Category Archives: Customer Voice

Celebrate Nurses Week in Plain-Speak


When you are visiting a loved one in the hospital, it is not hard to get distracted by the drama surrounding you. If you are like me, you compare it to the latest hospital show you are watching, and find yourself uttering things like, “He needs some water, stat!” with strange assurance.

When my dad was sick, I took on a very Sherlockian view of things. Deductive powers gone amuck, i.e., “Surely that beeping sound means something!” Although my dad’s nurse never said it, I imagine “nervous Nelly” was one term that could have described me.

Amidst the chaos of changing shifts, moving patients, and impatient families, one thing was missed. What’s that you say? An ingenious Nurse code according to

It is often a waiting game, right? Waiting for results, waiting for the doctor, waiting for the “all clear” sign or even, “here’s what’s coming next” plan. However, during it all I can’t honestly remember hearing code like “Line & Lab” or “walkie talkie” when the nurses tending him were heroically moving heaven and earth, my dad, and my own heightened sensibilities about the place.

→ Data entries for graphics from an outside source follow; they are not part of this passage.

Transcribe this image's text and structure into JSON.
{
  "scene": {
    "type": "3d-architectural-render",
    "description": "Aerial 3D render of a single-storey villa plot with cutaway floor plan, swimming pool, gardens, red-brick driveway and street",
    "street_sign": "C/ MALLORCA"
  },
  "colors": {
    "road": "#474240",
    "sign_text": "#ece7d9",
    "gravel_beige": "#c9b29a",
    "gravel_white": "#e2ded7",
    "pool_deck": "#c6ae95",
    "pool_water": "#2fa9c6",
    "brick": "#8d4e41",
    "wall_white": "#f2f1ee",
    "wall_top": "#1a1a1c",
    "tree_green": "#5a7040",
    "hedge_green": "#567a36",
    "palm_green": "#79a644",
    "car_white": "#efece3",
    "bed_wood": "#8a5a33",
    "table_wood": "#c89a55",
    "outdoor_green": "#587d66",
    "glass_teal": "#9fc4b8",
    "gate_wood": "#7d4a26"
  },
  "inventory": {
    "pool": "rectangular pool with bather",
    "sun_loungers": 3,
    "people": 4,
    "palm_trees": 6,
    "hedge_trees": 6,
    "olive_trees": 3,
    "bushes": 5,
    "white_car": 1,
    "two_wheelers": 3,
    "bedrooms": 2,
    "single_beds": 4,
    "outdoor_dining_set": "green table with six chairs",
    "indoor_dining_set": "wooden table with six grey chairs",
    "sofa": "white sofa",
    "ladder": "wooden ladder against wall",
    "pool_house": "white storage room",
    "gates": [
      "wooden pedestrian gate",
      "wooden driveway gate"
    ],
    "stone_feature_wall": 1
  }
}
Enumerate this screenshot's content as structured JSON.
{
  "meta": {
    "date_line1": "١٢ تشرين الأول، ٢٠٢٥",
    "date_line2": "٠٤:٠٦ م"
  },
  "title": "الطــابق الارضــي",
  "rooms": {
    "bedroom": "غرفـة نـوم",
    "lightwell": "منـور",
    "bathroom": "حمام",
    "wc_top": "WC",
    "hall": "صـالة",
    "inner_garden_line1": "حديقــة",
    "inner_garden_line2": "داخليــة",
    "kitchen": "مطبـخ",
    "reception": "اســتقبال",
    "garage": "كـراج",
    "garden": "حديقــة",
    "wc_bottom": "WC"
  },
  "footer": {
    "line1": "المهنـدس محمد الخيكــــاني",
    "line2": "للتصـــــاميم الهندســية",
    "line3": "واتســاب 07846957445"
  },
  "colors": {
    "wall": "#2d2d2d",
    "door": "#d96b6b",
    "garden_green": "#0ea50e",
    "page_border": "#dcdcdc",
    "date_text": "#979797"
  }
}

Maybe dad was a “frequent flyer.” Still, I was glad when the nurses seemed to be happy to see him again, although maybe not happy to see him back. I kind of wish now I would have known about nurse slang. And I wonder…there are codes for dramatic patients apparently, but what about dramatic family members? I might have earned that code once or twice, the name of some horribly gone-wrong reality star I am sure.

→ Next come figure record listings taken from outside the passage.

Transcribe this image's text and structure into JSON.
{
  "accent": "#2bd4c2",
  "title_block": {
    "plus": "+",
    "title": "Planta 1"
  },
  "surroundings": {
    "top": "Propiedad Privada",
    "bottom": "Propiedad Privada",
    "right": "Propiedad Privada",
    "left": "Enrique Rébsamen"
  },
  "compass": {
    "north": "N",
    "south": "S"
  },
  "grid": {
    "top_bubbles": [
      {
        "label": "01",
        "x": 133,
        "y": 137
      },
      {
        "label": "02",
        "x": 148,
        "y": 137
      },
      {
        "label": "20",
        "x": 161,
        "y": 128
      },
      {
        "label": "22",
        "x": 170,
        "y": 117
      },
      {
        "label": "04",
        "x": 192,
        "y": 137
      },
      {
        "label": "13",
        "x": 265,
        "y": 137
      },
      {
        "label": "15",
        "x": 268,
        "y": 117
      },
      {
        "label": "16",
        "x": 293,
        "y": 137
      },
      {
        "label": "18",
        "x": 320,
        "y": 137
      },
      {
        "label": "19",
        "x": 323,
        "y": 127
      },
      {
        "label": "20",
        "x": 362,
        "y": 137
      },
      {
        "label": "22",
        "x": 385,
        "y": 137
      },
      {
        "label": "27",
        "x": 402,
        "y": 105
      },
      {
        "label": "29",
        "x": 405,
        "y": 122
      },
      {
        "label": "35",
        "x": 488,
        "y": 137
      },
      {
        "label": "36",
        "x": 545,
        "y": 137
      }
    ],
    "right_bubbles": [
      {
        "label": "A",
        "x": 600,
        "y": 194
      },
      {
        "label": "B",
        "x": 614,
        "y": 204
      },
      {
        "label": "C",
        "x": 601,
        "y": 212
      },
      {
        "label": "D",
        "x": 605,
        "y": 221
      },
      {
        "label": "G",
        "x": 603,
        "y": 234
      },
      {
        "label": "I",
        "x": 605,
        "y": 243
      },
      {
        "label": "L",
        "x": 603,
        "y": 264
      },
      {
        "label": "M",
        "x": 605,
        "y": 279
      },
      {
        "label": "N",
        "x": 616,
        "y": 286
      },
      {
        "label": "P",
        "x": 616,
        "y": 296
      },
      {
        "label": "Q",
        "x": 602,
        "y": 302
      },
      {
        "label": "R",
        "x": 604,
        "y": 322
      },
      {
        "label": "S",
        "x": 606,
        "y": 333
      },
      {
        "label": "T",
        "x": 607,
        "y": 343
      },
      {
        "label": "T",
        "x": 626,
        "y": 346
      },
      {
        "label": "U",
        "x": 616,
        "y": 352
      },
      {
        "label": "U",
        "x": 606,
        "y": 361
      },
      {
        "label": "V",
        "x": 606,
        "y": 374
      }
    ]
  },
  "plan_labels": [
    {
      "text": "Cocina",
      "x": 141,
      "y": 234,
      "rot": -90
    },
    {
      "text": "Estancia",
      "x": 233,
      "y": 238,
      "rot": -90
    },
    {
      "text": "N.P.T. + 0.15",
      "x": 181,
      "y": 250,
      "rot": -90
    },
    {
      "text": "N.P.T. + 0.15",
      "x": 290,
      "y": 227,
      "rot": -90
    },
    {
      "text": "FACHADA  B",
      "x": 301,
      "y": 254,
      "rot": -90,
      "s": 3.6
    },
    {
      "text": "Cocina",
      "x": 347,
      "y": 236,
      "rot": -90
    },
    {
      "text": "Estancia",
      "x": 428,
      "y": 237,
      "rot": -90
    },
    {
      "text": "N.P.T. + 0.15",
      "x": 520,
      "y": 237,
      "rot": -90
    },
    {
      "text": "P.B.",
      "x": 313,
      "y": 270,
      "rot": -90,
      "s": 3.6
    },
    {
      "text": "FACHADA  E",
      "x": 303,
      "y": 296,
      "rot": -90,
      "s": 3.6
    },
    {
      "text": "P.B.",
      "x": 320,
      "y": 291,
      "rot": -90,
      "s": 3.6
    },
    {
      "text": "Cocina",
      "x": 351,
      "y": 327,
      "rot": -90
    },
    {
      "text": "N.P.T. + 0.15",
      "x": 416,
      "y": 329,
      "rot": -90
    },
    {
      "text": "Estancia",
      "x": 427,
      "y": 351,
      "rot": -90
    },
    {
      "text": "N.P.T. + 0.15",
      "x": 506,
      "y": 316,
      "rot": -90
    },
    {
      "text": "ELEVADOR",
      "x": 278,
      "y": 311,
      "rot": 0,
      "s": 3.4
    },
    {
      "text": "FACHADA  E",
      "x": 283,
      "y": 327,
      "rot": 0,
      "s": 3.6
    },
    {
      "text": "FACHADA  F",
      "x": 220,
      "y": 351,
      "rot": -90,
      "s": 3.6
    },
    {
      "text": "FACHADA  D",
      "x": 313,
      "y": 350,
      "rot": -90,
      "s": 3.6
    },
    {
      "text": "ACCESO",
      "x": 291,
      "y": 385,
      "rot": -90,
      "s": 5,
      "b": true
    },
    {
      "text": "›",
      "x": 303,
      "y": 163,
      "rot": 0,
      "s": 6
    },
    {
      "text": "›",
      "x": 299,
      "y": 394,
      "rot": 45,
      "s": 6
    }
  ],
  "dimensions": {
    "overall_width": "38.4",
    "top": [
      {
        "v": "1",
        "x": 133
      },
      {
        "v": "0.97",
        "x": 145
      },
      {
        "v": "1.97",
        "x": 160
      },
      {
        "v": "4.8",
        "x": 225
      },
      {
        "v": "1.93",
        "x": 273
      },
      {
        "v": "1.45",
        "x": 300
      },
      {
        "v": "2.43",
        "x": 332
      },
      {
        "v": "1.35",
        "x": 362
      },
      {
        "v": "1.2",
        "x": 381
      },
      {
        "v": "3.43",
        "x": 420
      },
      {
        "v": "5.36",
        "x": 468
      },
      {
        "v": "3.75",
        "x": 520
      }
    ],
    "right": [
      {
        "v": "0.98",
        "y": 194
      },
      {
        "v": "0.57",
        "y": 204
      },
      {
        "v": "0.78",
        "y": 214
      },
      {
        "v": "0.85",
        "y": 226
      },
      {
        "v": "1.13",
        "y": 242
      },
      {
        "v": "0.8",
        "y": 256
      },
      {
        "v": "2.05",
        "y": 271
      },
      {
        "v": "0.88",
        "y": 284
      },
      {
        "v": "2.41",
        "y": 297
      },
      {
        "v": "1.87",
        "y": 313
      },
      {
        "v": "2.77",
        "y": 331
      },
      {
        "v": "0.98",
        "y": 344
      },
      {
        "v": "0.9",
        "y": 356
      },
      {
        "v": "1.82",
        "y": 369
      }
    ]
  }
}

What nurses may not realize is that the family often has a similar unsaid code. It’s not too fancy, usually along the lines of “ministering angel” or “life saver.” Frequently it’s “wonder worker” or a “sensible Sally.” Sometimes, in the midst of a Jerry Seinfeld-ish “Newman” moment, the still small inkling lingers. Even though this nurse is giving me some tough love right now, the honest thought behind my blank/angry/tired or sad eyes is TGYH. Translation: Thank God you’re here.

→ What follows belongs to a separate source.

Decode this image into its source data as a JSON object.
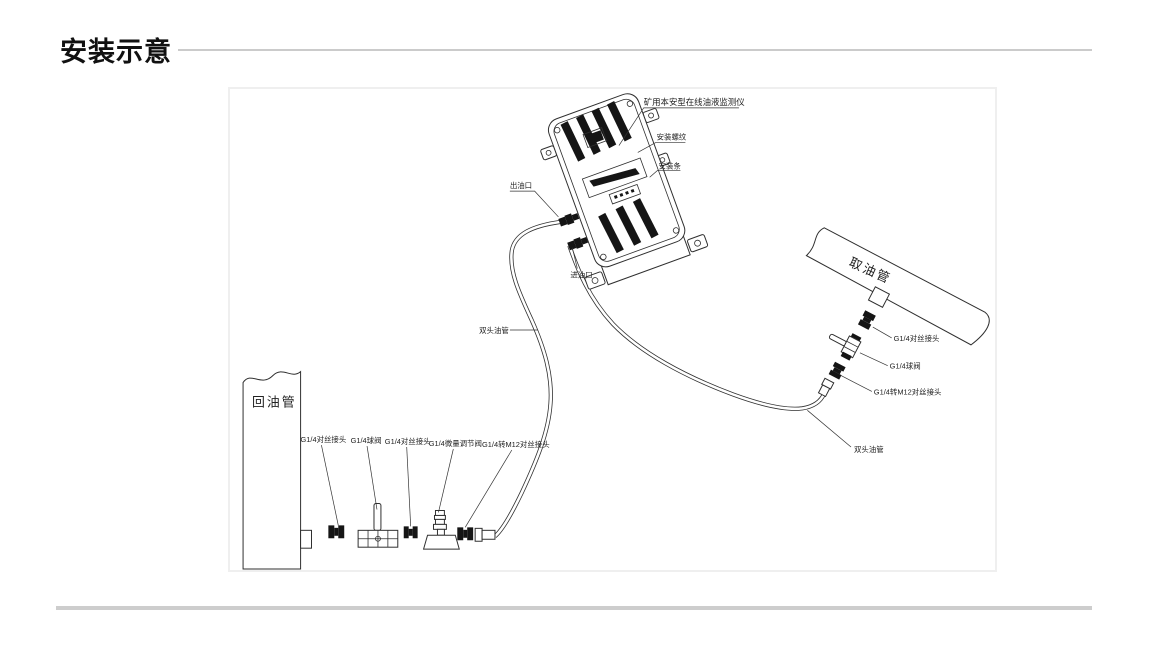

Here’s to an amazing National Nurse Day today and a wonderful National Nurses Week ahead! And to all the hard working men and women who make up this field, let me speak for the patient and the family alike here…just call us “grateful.”

Michelle Judd, Sr. Marketing Manager, Global Communications @ Ergotron




[Video] Ergotron WorkFit-P: Move with Ease, While You Work

Any job can have its ups and downs. Take Javier, an independent producer based in the US in the Los Angeles area. He’s always on his computer, making calls, connecting with people. One of the bad parts? All the paperwork. But with Ergotron’s WorkFit-P, Javier enjoys being able to move around, a lot, making whatever task at hand a more comfortable and active one. See Javier’s story.

Produce on.

Voice of the Customer: Can you hear me now?

By Melody J. McKay, Senior Vice President Global Services @ Ergotron

My family and I watched the first episode of “The Voice” when it launched recently on NBC.  What is it you ask?  Here is how it’s described on NBC’s website:

“Armed only with their voices, a field of talented singers auditions for the chance to team up with celebrity coaches Christina Aguilera, Cee Lo Green, Adam Levine, or Blake Shelton to become America’s next great singing star.”

These celebrity coaches sit in these big chairs with their backs to the performers.  They choose to offer up their coaching services based only on “the voice” of the singer.  If they like what they hear, they push a red button and their chairs turn around so that they can see the singer perform.  The singer than gets to choose out of those coaches that turned their chairs who they want to work with to become the next great singing star.

I was intrigued with this concept and genuinely impressed with the originality of yet another reality show.  To be judged on your talent by only your voice, hmm, what is actually in a voice?  A voice has volume, inflection, tone, rhythm… The great thing about singing is that the voice gets to take words and use volume, inflection, tone, and rhythm to make those words come to life; to tell a meaningful story.

In our lives of answering 800 numbers, using online chat systems, and replying to emails we get some to little of an entire message. According to A. Barbour, author of Louder Than Words, Non-Verbal Communication, the total impact of a message breaks down like this:

  • 7% verbal (words)
  • 38% vocal (volume, pitch rhythm)
  • 55% body (mostly facial expressions)

In my business, Global Services at Ergotron, the customer’s voice means everything.  I checked Wikipedia for the definition of “Voice of the Customer.”  Interestingly enough the definition states: 

“The Voice of the Customer is a market research technique that produces a detailed set of customer wants and needs, organized into a hierarchical structure, and then prioritized in terms of relative importance and satisfaction with current alternatives.”

What the heck does that have to do with the voice of the customer at the other end of our 800 line call? 

What do our voices say to the customer service reps who are trying to help us when we call with an issue?  They can’t see me standing with my head against the wall when my wireless and/or cable isn’t working.  Can they hear my frustration and/or anger or are they guessing I’m upset because others have been better at using their voice?